Over the weekend, my dad told me to eat my eggs. I told him I wasn’t hungry. I didn’t fail to notice his comment, “You barely ate anything.” I later talked to my mom in the car, just her and me. I asked her if she thought I was dieting, and we had a serious talk about my health for the first time that I can remember. I told my mom the truth, the truth about everything. I felt like a weight had been lifted, a blindfold removed.
I’d like to say I’m better, but better doesn’t mean healed. It doesn’t mean comfortable. I have learned that stomachs are round, not flat, that the people I wished to look like are not always perfect. I’m stronger rather than better.

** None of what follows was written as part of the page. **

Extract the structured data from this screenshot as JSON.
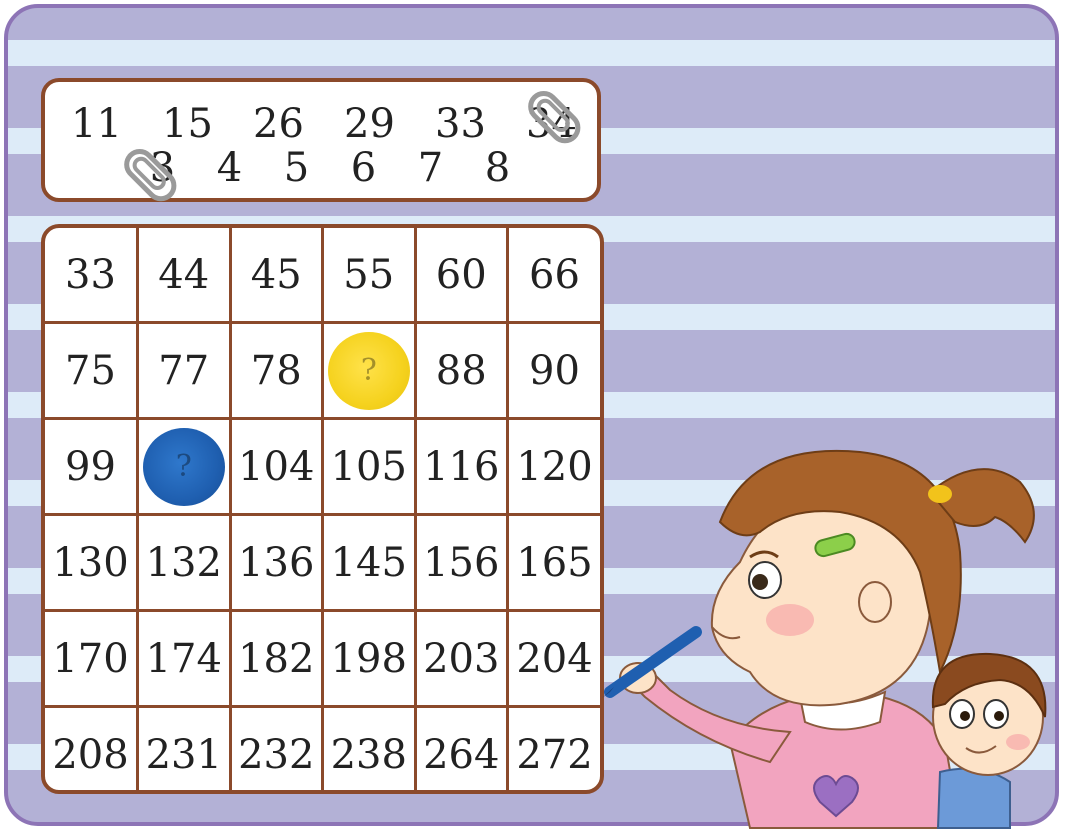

In the closed, quiet white room of the doctor’s office, I had asked myself whether I was normal. The truth is, I’m not, but really no one is. That’s where I’m choosing to find my comfort, the thing that’s making it easier to stop. I’ll go back to the doctor in three weeks — a routine of scales and white rooms and questions that I will have to endure, my own personal Groundhog Day because I am being monitored. And I’ll deal with it. I’ll answer the doctor’s questions, assuring him that “no, I’m OK,” and I’ll mean it.